The United Kingdom – formerly the British Empire and the dominant world force from the sixteenth into the twentieth centuries – has promised to reach “net zero” carbon emissions by 2050 and was applauded for getting more than halfway there last year.

“The UK’s greenhouse gas emissions in 2020 were 51 percent below 1990 levels, according to new Carbon Brief analysis,” Carbon Brief headlined. “This means the UK is now halfway to meeting its target of ‘net-zero’ emissions by 2050.

“The milestone was reached after a record-breaking 11` percent fall in greenhouse gas emissions in 2020,” Simon Evans wrote in the story below before adding the all-important caveat, “largely due to the coronavirus pandemic.”

The pandemic slowed the carbon-dioxide spewing engines of commerce and significantly altered the way the Brits got about. They started working more from home than driving to offices, and when they did go there or elsewhere, they traveled less by motor vehicle and more on foot or by bicycle because of their government’s encouragement of “active travel” to increase “social distancing.”

“COVID-19 has radically changed our travel habits in just a matter of weeks. Walking and cycling are up, as people enjoy their daily exercise or take essential journeys they might otherwise have made by public transport. Cycle-to-work schemes have seen a 200 percent increase in the number of bicycle orders, while car use is roughly 40 percent of what it was in mid-February as more people work from home. Air pollution in cities has duly fallen rapidly, with nitrogen oxide pollution down 70 percent in Manchester, England,” The Conversation reported in May 2020.

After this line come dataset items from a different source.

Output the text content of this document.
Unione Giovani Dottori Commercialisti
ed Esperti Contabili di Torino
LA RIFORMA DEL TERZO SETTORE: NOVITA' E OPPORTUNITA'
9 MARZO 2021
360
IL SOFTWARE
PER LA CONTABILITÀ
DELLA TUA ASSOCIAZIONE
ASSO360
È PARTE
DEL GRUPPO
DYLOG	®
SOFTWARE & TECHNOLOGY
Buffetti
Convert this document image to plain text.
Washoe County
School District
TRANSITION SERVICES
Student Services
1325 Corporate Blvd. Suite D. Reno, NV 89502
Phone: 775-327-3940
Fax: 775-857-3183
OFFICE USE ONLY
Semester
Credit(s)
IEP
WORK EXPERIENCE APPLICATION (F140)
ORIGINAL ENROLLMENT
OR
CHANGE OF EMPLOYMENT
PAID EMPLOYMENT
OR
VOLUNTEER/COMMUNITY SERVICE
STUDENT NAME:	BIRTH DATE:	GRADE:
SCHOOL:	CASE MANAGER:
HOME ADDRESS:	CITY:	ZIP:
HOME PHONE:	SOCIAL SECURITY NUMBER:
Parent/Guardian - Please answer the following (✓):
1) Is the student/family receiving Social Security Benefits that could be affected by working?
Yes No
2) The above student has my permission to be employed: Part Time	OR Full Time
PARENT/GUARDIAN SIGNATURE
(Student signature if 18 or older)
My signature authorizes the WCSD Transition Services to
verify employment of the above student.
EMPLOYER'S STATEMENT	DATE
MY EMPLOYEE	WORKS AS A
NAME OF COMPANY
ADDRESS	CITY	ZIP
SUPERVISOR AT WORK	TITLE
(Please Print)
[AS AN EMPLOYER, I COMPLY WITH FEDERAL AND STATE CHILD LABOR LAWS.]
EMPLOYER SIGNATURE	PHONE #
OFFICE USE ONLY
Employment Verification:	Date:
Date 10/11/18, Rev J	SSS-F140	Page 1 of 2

“Transport is the UK’s most polluting sector, so encouraging more people to keep walking and cycling after the pandemic would benefit the environment, as well as make cities healthier for the people who live in them.”

But these weren’t the only reasons for the UK’s drop in production of the gases that power the atmospheric “greenhouse effect” that  has kept the planet warm enough to be habitable for humans for 200,000 to 300,000 years,  but which many now believe could make it uninhabitable in the near future as the planet steadily warms.

The government backed a plan for a “Green Industrial Revolution” to power the country with wind, water and sunshine to fight “climate change” and to take advantage of, according to a government white paper, the “huge opportunity for both growth and job creation. The global markets for low-carbon technologies, electric vehicles and clean energy are fast growing: zero-emission vehicles could support 40,000 jobs by 2030, with exports of new technologies such as CCUS (carbon capture usage and storage) having the potential to add £3.6 billion GVA (gross value added) by 2030. The time is now to seize these opportunities.”

The time may still be now – some in fossil-fuel short EU countries are arguing the current energy crisis only underlines the need to speed the move to renewables – but the crisis of the moment also makes clear the bumps in the road, more of which can be expected ahead.

Oil and gas are wonderfully convenient sources of power, and there’s nothing much more than convenience that the citizens of the modern world now desire.